The monsters can take many forms, and like comets they are powerful omens. Monsters produced by the Nymphs include sirens and sea monks. Giants are monsters from the sylphs, while Will-o'-the-wisps are from the vulcans, and dwarfs are from the mountain people. He writes that will-o-the-wisps signify the destruction of the monarchy, giants signify great disasters, dwarfs signify poverty among the people, and Sirens the downfall of princes and lords, or the rise of sects or factions.

==Publication==
Like Paracelsus' other theological works, A Book on Nymphs was published posthumously, first appearing as a separate print in 1566 and the year after in a collection of the author's philosophical writings. After that it has appeared in a number of collections of Paracelsus' works.

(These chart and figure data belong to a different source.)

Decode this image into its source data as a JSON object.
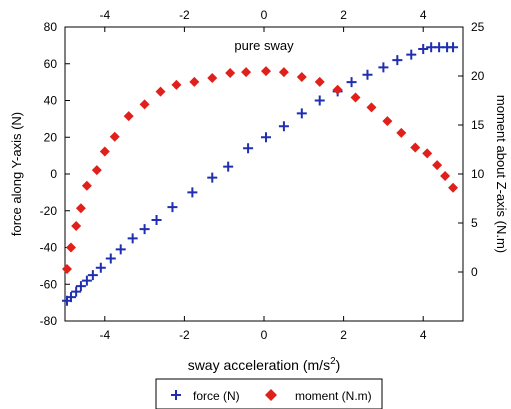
{
  "chart_data": {
    "type": "scatter",
    "title": "pure sway",
    "xlabel": "sway acceleration (m/s",
    "xlabel_superscript": "2",
    "xlabel_close": ")",
    "ylabel_left": "force along Y-axis (N)",
    "ylabel_right": "moment about Z-axis (N.m)",
    "xlim": [
      -5,
      5
    ],
    "ylim_left": [
      -80,
      80
    ],
    "ylim_right": [
      -5,
      25
    ],
    "xticks": [
      -4,
      -2,
      0,
      2,
      4
    ],
    "yticks_left": [
      -80,
      -60,
      -40,
      -20,
      0,
      20,
      40,
      60,
      80
    ],
    "yticks_right": [
      0,
      5,
      10,
      15,
      20,
      25
    ],
    "grid": false,
    "legend_position": "bottom",
    "series": [
      {
        "name": "force (N)",
        "axis": "left",
        "marker": "plus",
        "color": "#1f2fb0",
        "x": [
          -4.95,
          -4.85,
          -4.72,
          -4.6,
          -4.45,
          -4.3,
          -4.1,
          -3.85,
          -3.6,
          -3.3,
          -3.0,
          -2.7,
          -2.3,
          -1.8,
          -1.3,
          -0.9,
          -0.4,
          0.05,
          0.5,
          0.95,
          1.4,
          1.85,
          2.2,
          2.6,
          3.0,
          3.35,
          3.7,
          4.0,
          4.2,
          4.4,
          4.6,
          4.75
        ],
        "values": [
          -69,
          -67,
          -64,
          -61,
          -58,
          -55,
          -51,
          -46,
          -41,
          -35,
          -30,
          -25,
          -18,
          -10,
          -2,
          4,
          14,
          20,
          26,
          33,
          40,
          45,
          50,
          54,
          58,
          62,
          65,
          68,
          69,
          69,
          69,
          69
        ]
      },
      {
        "name": "moment (N.m)",
        "axis": "right",
        "marker": "diamond",
        "color": "#e0201b",
        "x": [
          -4.95,
          -4.85,
          -4.72,
          -4.6,
          -4.45,
          -4.2,
          -4.0,
          -3.75,
          -3.4,
          -3.0,
          -2.6,
          -2.2,
          -1.75,
          -1.3,
          -0.85,
          -0.45,
          0.05,
          0.5,
          0.95,
          1.4,
          1.85,
          2.3,
          2.7,
          3.1,
          3.45,
          3.8,
          4.1,
          4.35,
          4.55,
          4.75
        ],
        "values": [
          0.3,
          2.5,
          4.7,
          6.5,
          8.8,
          10.4,
          12.3,
          13.8,
          15.9,
          17.1,
          18.4,
          19.1,
          19.4,
          19.8,
          20.3,
          20.4,
          20.5,
          20.4,
          19.9,
          19.4,
          18.6,
          17.8,
          16.8,
          15.4,
          14.2,
          12.7,
          12.1,
          10.9,
          9.8,
          8.6
        ]
      }
    ]
  }
}
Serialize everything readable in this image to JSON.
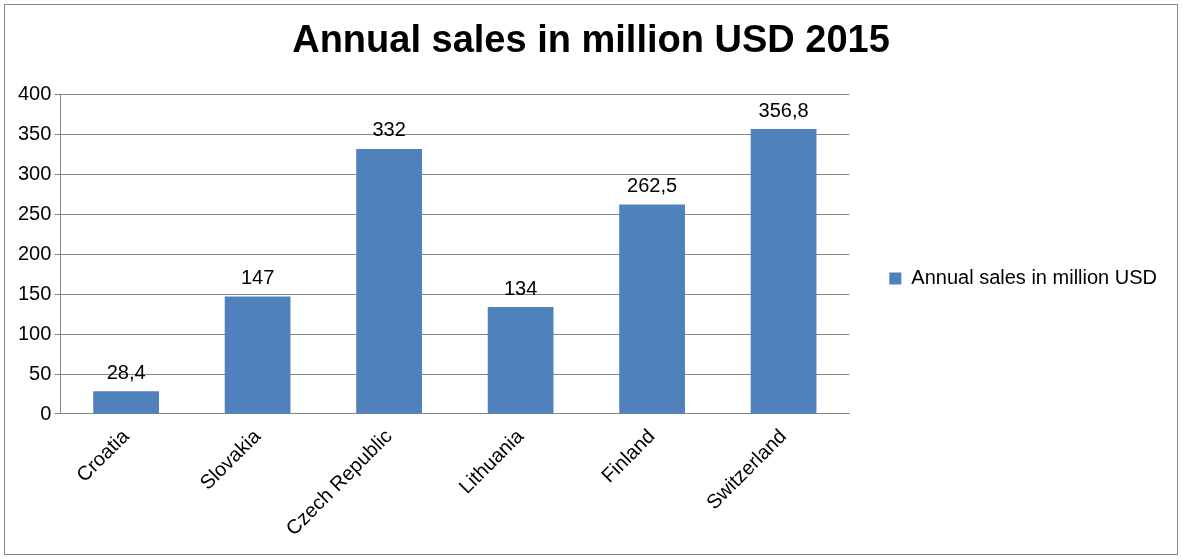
{
  "chart_data": {
    "type": "bar",
    "title": "Annual sales in million USD 2015",
    "categories": [
      "Croatia",
      "Slovakia",
      "Czech Republic",
      "Lithuania",
      "Finland",
      "Switzerland"
    ],
    "series": [
      {
        "name": "Annual sales in million USD",
        "color": "#4f81bd",
        "values": [
          28.4,
          147,
          332,
          134,
          262.5,
          356.8
        ],
        "value_labels": [
          "28,4",
          "147",
          "332",
          "134",
          "262,5",
          "356,8"
        ]
      }
    ],
    "ylim": [
      0,
      400
    ],
    "yticks": [
      0,
      50,
      100,
      150,
      200,
      250,
      300,
      350,
      400
    ],
    "grid": "y",
    "legend": "right"
  }
}
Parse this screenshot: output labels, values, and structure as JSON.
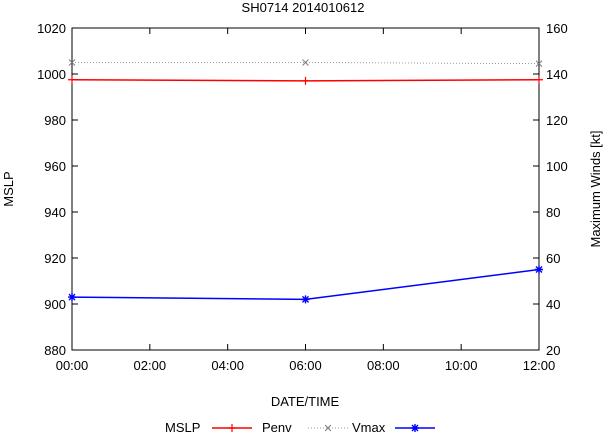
{
  "chart_data": {
    "type": "line",
    "title": "SH0714 2014010612",
    "xlabel": "DATE/TIME",
    "ylabel": "MSLP",
    "y2label": "Maximum Winds [kt]",
    "x_ticks": [
      "00:00",
      "02:00",
      "04:00",
      "06:00",
      "08:00",
      "10:00",
      "12:00"
    ],
    "x_hours": [
      0,
      6,
      12
    ],
    "xlim": [
      0,
      12
    ],
    "ylim": [
      880,
      1020
    ],
    "y_ticks": [
      880,
      900,
      920,
      940,
      960,
      980,
      1000,
      1020
    ],
    "y2lim": [
      20,
      160
    ],
    "y2_ticks": [
      20,
      40,
      60,
      80,
      100,
      120,
      140,
      160
    ],
    "grid": false,
    "legend_position": "bottom",
    "series": [
      {
        "name": "MSLP",
        "axis": "left",
        "color": "#ff0000",
        "marker": "plus",
        "dash": "solid",
        "values": [
          997.5,
          997,
          997.5
        ]
      },
      {
        "name": "Penv",
        "axis": "left",
        "color": "#7f7f7f",
        "marker": "cross",
        "dash": "dotted",
        "values": [
          1005,
          1005,
          1004.5
        ]
      },
      {
        "name": "Vmax",
        "axis": "right",
        "color": "#0000ff",
        "marker": "star",
        "dash": "solid",
        "values": [
          43,
          42,
          55
        ]
      }
    ]
  }
}
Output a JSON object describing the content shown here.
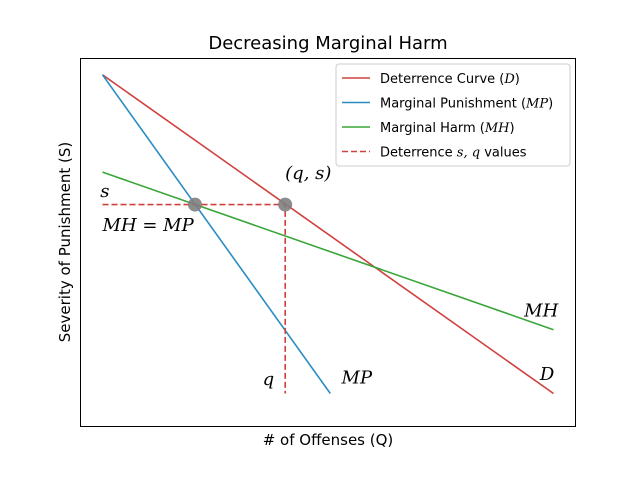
{
  "chart_data": {
    "type": "line",
    "title": "Decreasing Marginal Harm",
    "xlabel": "# of Offenses (Q)",
    "ylabel": "Severity of Punishment (S)",
    "xlim": [
      -0.5,
      10.5
    ],
    "ylim": [
      -0.5,
      10.5
    ],
    "xticks": false,
    "yticks": false,
    "grid": false,
    "legend_position": "upper-right",
    "series": [
      {
        "key": "D",
        "name": "Deterrence Curve (D)",
        "legend_prefix": "Deterrence Curve (",
        "legend_math": "D",
        "legend_suffix": ")",
        "color": "#d0413e",
        "style": "solid",
        "x": [
          0,
          10
        ],
        "y": [
          10,
          0.5
        ]
      },
      {
        "key": "MP",
        "name": "Marginal Punishment (MP)",
        "legend_prefix": "Marginal Punishment (",
        "legend_math": "MP",
        "legend_suffix": ")",
        "color": "#2b8cc4",
        "style": "solid",
        "x": [
          0,
          5.05
        ],
        "y": [
          10,
          0.5
        ]
      },
      {
        "key": "MH",
        "name": "Marginal Harm (MH)",
        "legend_prefix": "Marginal Harm (",
        "legend_math": "MH",
        "legend_suffix": ")",
        "color": "#3aa639",
        "style": "solid",
        "x": [
          0,
          10
        ],
        "y": [
          7.1,
          2.4
        ]
      },
      {
        "key": "guides",
        "name": "Deterrence s,q values",
        "legend_prefix": "Deterrence ",
        "legend_math": "s, q",
        "legend_suffix": " values",
        "color": "#d0413e",
        "style": "dashed",
        "x": [
          0,
          4.05,
          4.05
        ],
        "y": [
          6.13,
          6.13,
          0.5
        ]
      }
    ],
    "points": [
      {
        "key": "mh-mp",
        "x": 2.05,
        "y": 6.13,
        "color": "#808080"
      },
      {
        "key": "q-s",
        "x": 4.05,
        "y": 6.13,
        "color": "#808080"
      }
    ],
    "annotations": [
      {
        "key": "s",
        "text": "s",
        "x": -0.05,
        "y": 6.35
      },
      {
        "key": "mh-eq-mp",
        "text": "MH = MP",
        "x": 0.0,
        "y": 5.35
      },
      {
        "key": "qs",
        "text": "(q, s)",
        "x": 4.05,
        "y": 6.9
      },
      {
        "key": "q",
        "text": "q",
        "x": 3.55,
        "y": 0.75
      },
      {
        "key": "mp-end",
        "text": "MP",
        "x": 5.3,
        "y": 0.8
      },
      {
        "key": "mh-end",
        "text": "MH",
        "x": 9.35,
        "y": 2.8
      },
      {
        "key": "d-end",
        "text": "D",
        "x": 9.7,
        "y": 0.9
      }
    ]
  }
}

An English translation by Henry E. Sigherist appears in Four Treatises of Theophrastus von Hohenheim Called Paracelsus, published by Johns Hopkins University Press in 1941 and republished in 1996.

==Legacy==
The fairy-tale like quality of the treatise has made it a popular source of inspiration for poets and fiction writers. It was the main source for the descriptions of elementals in the 1670 work Comte de Gabalis, which in turn has influenced writers such as Alexander Pope, Friedrich de la Motte Fouqué, Charles Baudelaire and Anatole France. The dramatist Jean Giraudoux explicitly states his debt to Paracelsus in the preface to his 1938 play Ondine.